Er sei gegen ein Europa, das in „Lethargie und Illusionen gefangen ist“,
während Ungarn „den Weg des Mutes“ beschreite und sich den neuen
Herausforderungen stelle. Er warf der EU vor, sie werde von „verblendeten
Eliten“ geführt und verhalte sich wie einst die Sowjetunion: „Menschen, die
ihre Freiheit lieben, müssen Brüssel vor der Sowjetisierung bewahren; vor
Menschen, die uns sagen wollen, wie wir in unseren Ländern zu leben hätten“ (…)

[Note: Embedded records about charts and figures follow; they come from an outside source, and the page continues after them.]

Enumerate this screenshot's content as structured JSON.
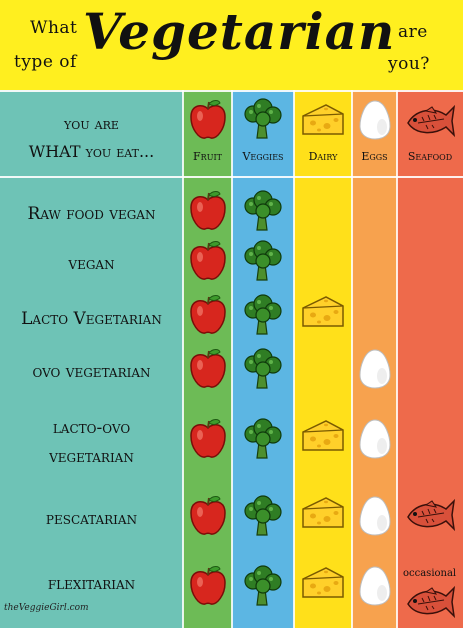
{
  "header": {
    "what": "What",
    "type_of": "type of",
    "vegetarian": "Vegetarian",
    "are": "are",
    "you": "you?"
  },
  "table": {
    "title_line1": "you are",
    "title_line2": "WHAT you eat...",
    "columns": [
      {
        "label": "Fruit",
        "color": "#6dbb56",
        "icon": "apple-icon"
      },
      {
        "label": "Veggies",
        "color": "#5cb6e3",
        "icon": "broccoli-icon"
      },
      {
        "label": "Dairy",
        "color": "#ffe01a",
        "icon": "cheese-icon"
      },
      {
        "label": "Eggs",
        "color": "#f7a24e",
        "icon": "egg-icon"
      },
      {
        "label": "Seafood",
        "color": "#ee6a4b",
        "icon": "fish-icon"
      }
    ],
    "rows": [
      {
        "label": "Raw food vegan",
        "has": [
          true,
          true,
          false,
          false,
          false
        ]
      },
      {
        "label": "vegan",
        "has": [
          true,
          true,
          false,
          false,
          false
        ]
      },
      {
        "label": "Lacto Vegetarian",
        "has": [
          true,
          true,
          true,
          false,
          false
        ]
      },
      {
        "label": "ovo vegetarian",
        "has": [
          true,
          true,
          false,
          true,
          false
        ]
      },
      {
        "label_line1": "lacto-ovo",
        "label_line2": "vegetarian",
        "has": [
          true,
          true,
          true,
          true,
          false
        ]
      },
      {
        "label": "pescatarian",
        "has": [
          true,
          true,
          true,
          true,
          true
        ]
      },
      {
        "label": "flexitarian",
        "has": [
          true,
          true,
          true,
          true,
          true
        ],
        "note": "occasional"
      }
    ]
  },
  "logo": "theVeggieGirl.com"
}
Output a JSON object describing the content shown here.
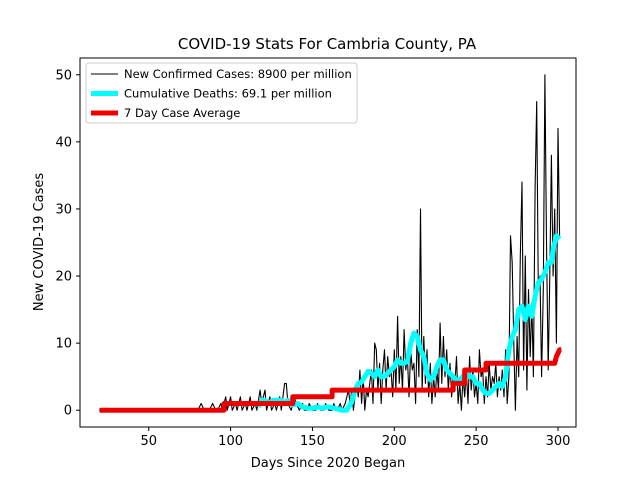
{
  "chart_data": {
    "type": "line",
    "title": "COVID-19 Stats For Cambria County, PA",
    "xlabel": "Days Since 2020 Began",
    "ylabel": "New COVID-19 Cases",
    "xlim": [
      8,
      311
    ],
    "ylim": [
      -2.5,
      52.5
    ],
    "xticks": [
      50,
      100,
      150,
      200,
      250,
      300
    ],
    "yticks": [
      0,
      10,
      20,
      30,
      40,
      50
    ],
    "grid": false,
    "legend_position": "top-left",
    "series": [
      {
        "name": "New Confirmed Cases: 8900 per million",
        "color": "#000000",
        "style": "thin",
        "points": [
          [
            20,
            0
          ],
          [
            80,
            0
          ],
          [
            82,
            1
          ],
          [
            84,
            0
          ],
          [
            87,
            0
          ],
          [
            89,
            1
          ],
          [
            91,
            0
          ],
          [
            92,
            0
          ],
          [
            94,
            1
          ],
          [
            95,
            0
          ],
          [
            97,
            2
          ],
          [
            98,
            0
          ],
          [
            100,
            2
          ],
          [
            101,
            0
          ],
          [
            103,
            1
          ],
          [
            104,
            0
          ],
          [
            106,
            2
          ],
          [
            107,
            0
          ],
          [
            109,
            1
          ],
          [
            110,
            0
          ],
          [
            112,
            2
          ],
          [
            113,
            0
          ],
          [
            115,
            1
          ],
          [
            116,
            0
          ],
          [
            118,
            3
          ],
          [
            119,
            1
          ],
          [
            121,
            3
          ],
          [
            122,
            0
          ],
          [
            124,
            2
          ],
          [
            125,
            0
          ],
          [
            127,
            1
          ],
          [
            128,
            0
          ],
          [
            130,
            2
          ],
          [
            131,
            0
          ],
          [
            133,
            4
          ],
          [
            134,
            4
          ],
          [
            135,
            1
          ],
          [
            137,
            0
          ],
          [
            139,
            2
          ],
          [
            140,
            1
          ],
          [
            142,
            0
          ],
          [
            144,
            1
          ],
          [
            145,
            0
          ],
          [
            147,
            0
          ],
          [
            148,
            1
          ],
          [
            150,
            0
          ],
          [
            152,
            0
          ],
          [
            153,
            1
          ],
          [
            155,
            0
          ],
          [
            157,
            0
          ],
          [
            158,
            1
          ],
          [
            160,
            0
          ],
          [
            162,
            0
          ],
          [
            163,
            1
          ],
          [
            165,
            0
          ],
          [
            167,
            1
          ],
          [
            168,
            0
          ],
          [
            170,
            1
          ],
          [
            172,
            3
          ],
          [
            173,
            1
          ],
          [
            174,
            3
          ],
          [
            175,
            0
          ],
          [
            177,
            4
          ],
          [
            178,
            2
          ],
          [
            179,
            6
          ],
          [
            180,
            1
          ],
          [
            181,
            5
          ],
          [
            182,
            0
          ],
          [
            183,
            3
          ],
          [
            184,
            2
          ],
          [
            186,
            6
          ],
          [
            187,
            1
          ],
          [
            188,
            10
          ],
          [
            189,
            9
          ],
          [
            190,
            3
          ],
          [
            191,
            7
          ],
          [
            192,
            1
          ],
          [
            193,
            6
          ],
          [
            194,
            9
          ],
          [
            195,
            3
          ],
          [
            196,
            8
          ],
          [
            197,
            5
          ],
          [
            198,
            6
          ],
          [
            199,
            2
          ],
          [
            200,
            9
          ],
          [
            201,
            3
          ],
          [
            202,
            14
          ],
          [
            203,
            4
          ],
          [
            204,
            8
          ],
          [
            205,
            3
          ],
          [
            206,
            12
          ],
          [
            207,
            6
          ],
          [
            208,
            8
          ],
          [
            209,
            2
          ],
          [
            210,
            9
          ],
          [
            211,
            6
          ],
          [
            212,
            7
          ],
          [
            213,
            1
          ],
          [
            214,
            12
          ],
          [
            215,
            5
          ],
          [
            216,
            30
          ],
          [
            217,
            3
          ],
          [
            218,
            11
          ],
          [
            219,
            4
          ],
          [
            220,
            9
          ],
          [
            221,
            2
          ],
          [
            222,
            7
          ],
          [
            223,
            1
          ],
          [
            224,
            5
          ],
          [
            225,
            2
          ],
          [
            226,
            6
          ],
          [
            227,
            3
          ],
          [
            228,
            13
          ],
          [
            229,
            4
          ],
          [
            230,
            11
          ],
          [
            231,
            5
          ],
          [
            232,
            9
          ],
          [
            233,
            3
          ],
          [
            234,
            7
          ],
          [
            235,
            2
          ],
          [
            236,
            5
          ],
          [
            237,
            4
          ],
          [
            238,
            8
          ],
          [
            239,
            1
          ],
          [
            240,
            4
          ],
          [
            241,
            0
          ],
          [
            242,
            5
          ],
          [
            243,
            2
          ],
          [
            244,
            6
          ],
          [
            245,
            1
          ],
          [
            246,
            8
          ],
          [
            247,
            3
          ],
          [
            248,
            6
          ],
          [
            249,
            2
          ],
          [
            250,
            4
          ],
          [
            251,
            1
          ],
          [
            252,
            9
          ],
          [
            253,
            5
          ],
          [
            254,
            6
          ],
          [
            255,
            1
          ],
          [
            256,
            5
          ],
          [
            257,
            2
          ],
          [
            258,
            7
          ],
          [
            259,
            3
          ],
          [
            260,
            5
          ],
          [
            261,
            4
          ],
          [
            262,
            7
          ],
          [
            263,
            2
          ],
          [
            264,
            5
          ],
          [
            265,
            3
          ],
          [
            266,
            6
          ],
          [
            267,
            2
          ],
          [
            268,
            9
          ],
          [
            269,
            1
          ],
          [
            270,
            5
          ],
          [
            271,
            26
          ],
          [
            272,
            22
          ],
          [
            273,
            10
          ],
          [
            274,
            0
          ],
          [
            275,
            11
          ],
          [
            276,
            5
          ],
          [
            277,
            23
          ],
          [
            278,
            34
          ],
          [
            279,
            6
          ],
          [
            280,
            23
          ],
          [
            281,
            3
          ],
          [
            282,
            18
          ],
          [
            283,
            8
          ],
          [
            284,
            16
          ],
          [
            285,
            5
          ],
          [
            286,
            33
          ],
          [
            287,
            46
          ],
          [
            288,
            18
          ],
          [
            289,
            20
          ],
          [
            290,
            5
          ],
          [
            291,
            18
          ],
          [
            292,
            50
          ],
          [
            293,
            25
          ],
          [
            294,
            6
          ],
          [
            295,
            20
          ],
          [
            296,
            38
          ],
          [
            297,
            20
          ],
          [
            298,
            30
          ],
          [
            299,
            10
          ],
          [
            300,
            42
          ],
          [
            301,
            26
          ]
        ]
      },
      {
        "name": "Cumulative Deaths: 69.1 per million",
        "color": "#00ffff",
        "style": "thick",
        "points": [
          [
            117,
            0.5
          ],
          [
            119,
            1.5
          ],
          [
            121,
            1.5
          ],
          [
            123,
            1
          ],
          [
            126,
            1.5
          ],
          [
            128,
            1.5
          ],
          [
            131,
            1.5
          ],
          [
            133,
            1
          ],
          [
            135,
            1.5
          ],
          [
            138,
            0.8
          ],
          [
            141,
            1
          ],
          [
            144,
            0.5
          ],
          [
            147,
            0.3
          ],
          [
            150,
            0.3
          ],
          [
            153,
            0.5
          ],
          [
            156,
            0.3
          ],
          [
            159,
            0.5
          ],
          [
            162,
            0.4
          ],
          [
            165,
            0.2
          ],
          [
            168,
            0
          ],
          [
            171,
            0
          ],
          [
            174,
            1.2
          ],
          [
            176,
            3
          ],
          [
            178,
            4
          ],
          [
            180,
            4.2
          ],
          [
            182,
            5
          ],
          [
            184,
            5.8
          ],
          [
            186,
            5.5
          ],
          [
            188,
            5
          ],
          [
            190,
            6
          ],
          [
            192,
            5
          ],
          [
            194,
            5
          ],
          [
            196,
            5.5
          ],
          [
            198,
            6
          ],
          [
            200,
            6.5
          ],
          [
            202,
            7.5
          ],
          [
            204,
            7
          ],
          [
            206,
            7
          ],
          [
            208,
            7.3
          ],
          [
            210,
            10
          ],
          [
            212,
            11.5
          ],
          [
            214,
            11
          ],
          [
            216,
            9
          ],
          [
            218,
            8
          ],
          [
            220,
            5.5
          ],
          [
            222,
            4.5
          ],
          [
            224,
            5
          ],
          [
            226,
            6.5
          ],
          [
            228,
            7.5
          ],
          [
            230,
            7.5
          ],
          [
            232,
            6
          ],
          [
            234,
            5.5
          ],
          [
            236,
            5
          ],
          [
            238,
            4.5
          ],
          [
            240,
            4.5
          ],
          [
            242,
            5
          ],
          [
            244,
            6
          ],
          [
            246,
            5
          ],
          [
            248,
            5
          ],
          [
            250,
            4
          ],
          [
            252,
            4
          ],
          [
            254,
            3
          ],
          [
            256,
            2.5
          ],
          [
            258,
            2.5
          ],
          [
            260,
            3
          ],
          [
            262,
            3.5
          ],
          [
            264,
            4
          ],
          [
            266,
            3.5
          ],
          [
            268,
            5
          ],
          [
            270,
            9
          ],
          [
            272,
            11
          ],
          [
            274,
            12
          ],
          [
            276,
            15
          ],
          [
            278,
            15.5
          ],
          [
            280,
            13.5
          ],
          [
            282,
            15.5
          ],
          [
            284,
            14
          ],
          [
            286,
            17
          ],
          [
            288,
            19
          ],
          [
            290,
            19.5
          ],
          [
            292,
            20.5
          ],
          [
            294,
            22
          ],
          [
            296,
            22
          ],
          [
            297,
            24
          ],
          [
            299,
            26
          ],
          [
            301,
            25.5
          ]
        ]
      },
      {
        "name": "7 Day Case Average",
        "color": "#ee0000",
        "style": "thick",
        "points": [
          [
            20,
            0
          ],
          [
            96,
            0
          ],
          [
            96,
            1
          ],
          [
            138,
            1
          ],
          [
            138,
            2
          ],
          [
            162,
            2
          ],
          [
            162,
            3
          ],
          [
            236,
            3
          ],
          [
            236,
            4
          ],
          [
            243,
            4
          ],
          [
            243,
            6
          ],
          [
            256,
            6
          ],
          [
            256,
            7
          ],
          [
            298,
            7
          ],
          [
            299,
            8
          ],
          [
            301,
            9
          ],
          [
            302,
            9
          ]
        ]
      }
    ]
  }
}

Es gibt kein freies Europa ohne Nationalstaaten und die jahrtausendealten
christlichen Weisheiten.“
Einziger
ausländischer Staatschef auf der zentralen Gedenkveranstaltung war Polens
rechtskonservativer Präsident Andrzey Duda. Er sicherte Ungarn seine
Unterstützung in der Flüchtlingsfrage zu: „Ihr könnt auf Polen zählen, wir
stehen in den schwierigsten Zeiten zusammen“.
Orban hat
auch in Deutschland hochrangige Unterstützer. So lud ihn der bayrische
Ministerpräsident Horst Seehofer (CSU) am 17. Oktober ein, vor dem bayrischen
Landtag zum Ungarnaufstand zu sprechen. Dort bezeichnete Orban die Grenzöffnung
von 1989 und die heutige Abschottung der ungarischen Grenze gegen Flüchtlinge
als „zwei Seiten einer Medaille“. In beiden Fällen gehe es um den „Schutz der
Freiheit“. 1989 hätten die Ungarn die Grenzen für die Freiheit öffnen müssen,
heute müsse Ungarn die Grenzen schließen, um die Freiheit zu bewahren. Die
Grenzschließung für Flüchtlinge sei eine „Pflicht“. Am 25-10. sprach der
sächsische Ministerpräsident Stanislaw Tillich (CDU) in seiner Eigenschaft als
Bundesratspräsident auf einer Gedenkveranstaltung des ungarischen Parlaments.
Obwohl am
Sonntag ein riesiges Polizeiaufgebot den offiziellen Festakt in Budapest
schützte, gab es eine Gegendemonstration. Mehrere Hunderte Anhänger der
liberalen Opposition riefen „Diktator, Diktator“ und pfiffen Orban aus.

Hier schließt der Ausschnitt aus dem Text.